Sai Kumar Chandran
“The result of bad communication is the disconnection between strategy and execution.”
Chuk Martin, former VP, IBM
To pick up a question from here, “How badly does this impact organizations?”. Search popular business literature, and you will find that only about 10 – 15 % of organizations achieve all their strategic objectives, that too in a good year. In fact, a Brightline – Economist research called out in 2017, that on average, organizations are not able to achieve 20% of their strategic objectives.
So, what happens if the strategy is designed but the execution doesn’t happen?
Based on my work in 50-60% of organizations this is a combination of 2 factors:
Lack of High Performing Teams – i.e., teams which are naturally driven to achieve impactful results
Failure of three processes, which prevent the formation and sustenance of high-performing teams
- Communication, which leads to alignment to a cause
- Cooperation, which leads to load sharing once aligned to a cause
- Coordination, which leads to teams getting timing right while load sharing
(In the remaining organizations, it is a combination of several other factors like leadership quality, structure, functional capability, etc. that causes the failure in translating strategy to execution. More about that another day. For now, we will focus on the earlier set of organizations.)
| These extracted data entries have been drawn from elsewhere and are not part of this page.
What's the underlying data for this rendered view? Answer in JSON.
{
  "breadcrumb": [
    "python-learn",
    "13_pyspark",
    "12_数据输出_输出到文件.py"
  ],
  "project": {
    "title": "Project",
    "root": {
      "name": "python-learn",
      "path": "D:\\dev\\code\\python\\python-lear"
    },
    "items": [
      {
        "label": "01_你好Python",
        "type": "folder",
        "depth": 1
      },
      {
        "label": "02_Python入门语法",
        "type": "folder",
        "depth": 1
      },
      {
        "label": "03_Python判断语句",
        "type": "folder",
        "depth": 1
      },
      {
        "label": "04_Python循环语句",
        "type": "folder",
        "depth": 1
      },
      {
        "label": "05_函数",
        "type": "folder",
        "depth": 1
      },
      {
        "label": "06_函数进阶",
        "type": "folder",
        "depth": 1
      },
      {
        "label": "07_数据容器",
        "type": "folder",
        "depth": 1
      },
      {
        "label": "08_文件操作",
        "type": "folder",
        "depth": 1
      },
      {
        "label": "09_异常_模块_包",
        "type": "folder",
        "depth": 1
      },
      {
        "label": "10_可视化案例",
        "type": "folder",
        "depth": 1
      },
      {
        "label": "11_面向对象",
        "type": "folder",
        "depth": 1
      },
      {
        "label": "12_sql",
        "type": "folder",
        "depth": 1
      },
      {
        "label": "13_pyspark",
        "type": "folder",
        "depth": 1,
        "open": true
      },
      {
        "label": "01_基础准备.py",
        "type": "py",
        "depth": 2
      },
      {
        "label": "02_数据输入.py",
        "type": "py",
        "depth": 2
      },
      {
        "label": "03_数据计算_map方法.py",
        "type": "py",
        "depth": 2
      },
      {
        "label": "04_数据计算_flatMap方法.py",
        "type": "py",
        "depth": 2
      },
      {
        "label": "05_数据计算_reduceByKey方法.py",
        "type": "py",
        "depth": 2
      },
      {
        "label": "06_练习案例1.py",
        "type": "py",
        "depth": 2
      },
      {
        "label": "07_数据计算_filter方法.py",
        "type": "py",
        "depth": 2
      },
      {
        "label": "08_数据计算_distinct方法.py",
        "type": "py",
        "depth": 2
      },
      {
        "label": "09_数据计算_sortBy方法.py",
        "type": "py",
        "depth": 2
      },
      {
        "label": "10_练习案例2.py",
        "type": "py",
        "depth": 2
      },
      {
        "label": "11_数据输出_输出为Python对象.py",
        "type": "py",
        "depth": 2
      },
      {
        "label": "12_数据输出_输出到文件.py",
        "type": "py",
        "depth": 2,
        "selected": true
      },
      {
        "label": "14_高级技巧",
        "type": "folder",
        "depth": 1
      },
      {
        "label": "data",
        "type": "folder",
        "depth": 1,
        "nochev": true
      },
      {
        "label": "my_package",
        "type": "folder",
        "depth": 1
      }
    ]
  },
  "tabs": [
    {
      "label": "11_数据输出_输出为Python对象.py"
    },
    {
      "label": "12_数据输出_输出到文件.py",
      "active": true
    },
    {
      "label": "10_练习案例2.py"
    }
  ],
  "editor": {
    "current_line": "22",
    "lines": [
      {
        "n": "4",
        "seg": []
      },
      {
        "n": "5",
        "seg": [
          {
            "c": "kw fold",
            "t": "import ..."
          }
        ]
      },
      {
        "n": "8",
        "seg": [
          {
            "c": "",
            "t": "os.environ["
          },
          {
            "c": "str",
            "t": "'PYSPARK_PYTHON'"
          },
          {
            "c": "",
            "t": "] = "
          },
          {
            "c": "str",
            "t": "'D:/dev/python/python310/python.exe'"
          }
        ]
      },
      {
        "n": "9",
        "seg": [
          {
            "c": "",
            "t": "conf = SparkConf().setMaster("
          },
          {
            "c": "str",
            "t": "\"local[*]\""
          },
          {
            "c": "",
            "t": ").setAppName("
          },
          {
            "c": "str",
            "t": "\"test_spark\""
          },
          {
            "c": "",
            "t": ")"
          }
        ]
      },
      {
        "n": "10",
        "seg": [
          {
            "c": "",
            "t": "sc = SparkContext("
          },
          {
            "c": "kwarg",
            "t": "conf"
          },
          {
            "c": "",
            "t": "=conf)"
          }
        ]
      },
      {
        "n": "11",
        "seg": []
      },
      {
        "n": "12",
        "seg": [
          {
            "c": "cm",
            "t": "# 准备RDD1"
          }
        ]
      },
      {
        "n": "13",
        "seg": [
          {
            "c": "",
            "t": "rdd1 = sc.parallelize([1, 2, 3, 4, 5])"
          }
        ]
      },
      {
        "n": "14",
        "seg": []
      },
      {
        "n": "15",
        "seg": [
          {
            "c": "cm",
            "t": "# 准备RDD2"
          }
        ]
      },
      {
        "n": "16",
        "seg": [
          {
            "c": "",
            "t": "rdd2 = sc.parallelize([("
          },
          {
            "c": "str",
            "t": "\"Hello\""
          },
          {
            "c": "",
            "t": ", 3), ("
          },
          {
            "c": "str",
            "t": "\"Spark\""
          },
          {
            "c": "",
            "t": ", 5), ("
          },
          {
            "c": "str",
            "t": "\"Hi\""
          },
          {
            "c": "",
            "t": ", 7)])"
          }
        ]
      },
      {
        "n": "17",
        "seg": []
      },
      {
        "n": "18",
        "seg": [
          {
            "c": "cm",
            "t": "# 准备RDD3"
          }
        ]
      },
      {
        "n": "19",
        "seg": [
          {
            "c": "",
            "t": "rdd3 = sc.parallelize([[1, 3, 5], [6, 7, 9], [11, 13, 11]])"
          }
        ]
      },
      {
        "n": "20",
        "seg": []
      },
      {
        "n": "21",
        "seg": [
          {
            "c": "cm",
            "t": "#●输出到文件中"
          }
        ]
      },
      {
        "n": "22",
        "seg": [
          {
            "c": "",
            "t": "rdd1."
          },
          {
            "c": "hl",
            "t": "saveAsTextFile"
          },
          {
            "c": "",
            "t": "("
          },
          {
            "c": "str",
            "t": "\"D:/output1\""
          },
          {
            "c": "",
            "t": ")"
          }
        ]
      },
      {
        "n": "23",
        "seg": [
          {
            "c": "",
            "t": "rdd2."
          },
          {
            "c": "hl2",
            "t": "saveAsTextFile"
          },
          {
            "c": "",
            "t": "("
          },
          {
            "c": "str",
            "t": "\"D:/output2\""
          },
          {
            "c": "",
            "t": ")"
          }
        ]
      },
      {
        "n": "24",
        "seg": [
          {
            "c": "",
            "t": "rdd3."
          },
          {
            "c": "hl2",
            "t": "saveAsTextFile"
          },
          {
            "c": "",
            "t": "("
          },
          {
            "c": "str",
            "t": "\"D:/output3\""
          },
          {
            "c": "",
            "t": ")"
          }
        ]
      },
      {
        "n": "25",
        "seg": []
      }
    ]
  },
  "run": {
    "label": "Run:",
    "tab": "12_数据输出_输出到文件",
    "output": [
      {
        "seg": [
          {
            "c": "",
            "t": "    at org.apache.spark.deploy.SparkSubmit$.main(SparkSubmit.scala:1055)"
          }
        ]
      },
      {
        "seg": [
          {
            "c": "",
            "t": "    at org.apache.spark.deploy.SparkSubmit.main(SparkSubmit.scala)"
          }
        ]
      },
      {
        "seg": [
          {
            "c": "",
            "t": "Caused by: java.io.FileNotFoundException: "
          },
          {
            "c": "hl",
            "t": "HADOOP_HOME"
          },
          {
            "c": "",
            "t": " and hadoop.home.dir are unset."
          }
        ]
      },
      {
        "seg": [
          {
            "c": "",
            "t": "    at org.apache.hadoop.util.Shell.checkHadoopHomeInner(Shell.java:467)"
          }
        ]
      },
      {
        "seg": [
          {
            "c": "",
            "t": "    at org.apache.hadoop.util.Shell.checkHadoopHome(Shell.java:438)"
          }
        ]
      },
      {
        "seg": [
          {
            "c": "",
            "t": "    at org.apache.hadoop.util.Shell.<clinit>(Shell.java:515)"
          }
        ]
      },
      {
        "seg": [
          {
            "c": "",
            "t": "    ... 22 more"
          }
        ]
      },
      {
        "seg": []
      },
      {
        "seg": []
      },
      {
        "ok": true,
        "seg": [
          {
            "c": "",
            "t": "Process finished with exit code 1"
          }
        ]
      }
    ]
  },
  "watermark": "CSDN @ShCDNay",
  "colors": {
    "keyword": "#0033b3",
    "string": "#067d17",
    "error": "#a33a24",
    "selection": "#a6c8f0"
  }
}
The three factors called out here are consciously termed as processes, and not mindsets, skillsets, or tools & frameworks. Knowledge, skills, and tools are all important and most organizations have enough or create these through trainings, etc. However, despite having all these teams fail, and the missing processes are the key. In fact, even with average skills, a good process can yield great results. WHY: because the whole is greater than the sum of the parts. When many people, get the process right, the results are even greater.
So, let’s answer the question: how do we ensure, the strategy as designed is executed and outcomes are achieved? Answer is developing and sustaining High Performing Teams by:
Establishing communication processes that align people to a common cause
Steps to take:
1. State and clarify strategy for the organization, and strategy relevant to the team
2. Break the strategy down to actionable steps, so people can consume and develop their understanding on why, what & how
3. Encourage open discussions, and shape any changes
4. Agree on communication needs and cadence so everyone relates to whoever they need relate with, to get the job done
5. Eliminate biases, stereotypes, micro aggression, and anything else that can cause communication failure
6. Set and sign-off communication, information sharing, feedback, and other communication rituals and their standards
Establish cooperation by ensuring people agree to load sharing by doing what they can do best
Steps to take (once communication is satisfactory and confusion is settling):
1. Get everyone to agree to the organizational, departmental and team priorities and see their personal roles-objectives-results in that light
2. Agree on vertical, horizontal and process chain responsibilities and interdependencies, while keep people’s strengths in mind
3. Agree on quality standards for deliverables, and definition of daily/weekly progress
4. Perform and achieve progress every day and every week
- No progress in a week, is a grave sign of slippage in a system
5. Discuss during reviews and identify quality and quantity gaps
6. Eliminate any workload distribution or process bottlenecks that are creating quality and quantity chokepoints
- Capability and capacity building will be required to resolve this
Establishing coordination by ensuring people do the right things (per cooperation standards) at the right time
Steps to take (once cooperation is at an acceptable level and initial results are visible):
1. Find and track the time taken by different people in the team or process
2. Identify timing challenges and their root cause
3. Build capability, capacity, tools, or rules of engagement to solve the timing challenges
4. In current times, implementation of technology can be used for eliminating administrative tasks hence improving coordination challenges
If these 3 processes are done correctly and consistently, the teams will start performing. With a few quarters behind them, the team has learned to be a High Performing Team. A high-performing team is the only way we can get sustained organizational results, i.e., execution that makes the strategy design come to fruition.
A caution in this journey is that this does take a little time. So, do not rush the processes. It takes a few quarters of effort, but it is worth the effort, considering the benefits it brings to the organization’s outcomes and its morale. Nothing sustains like success. And nothing engages like sustained success.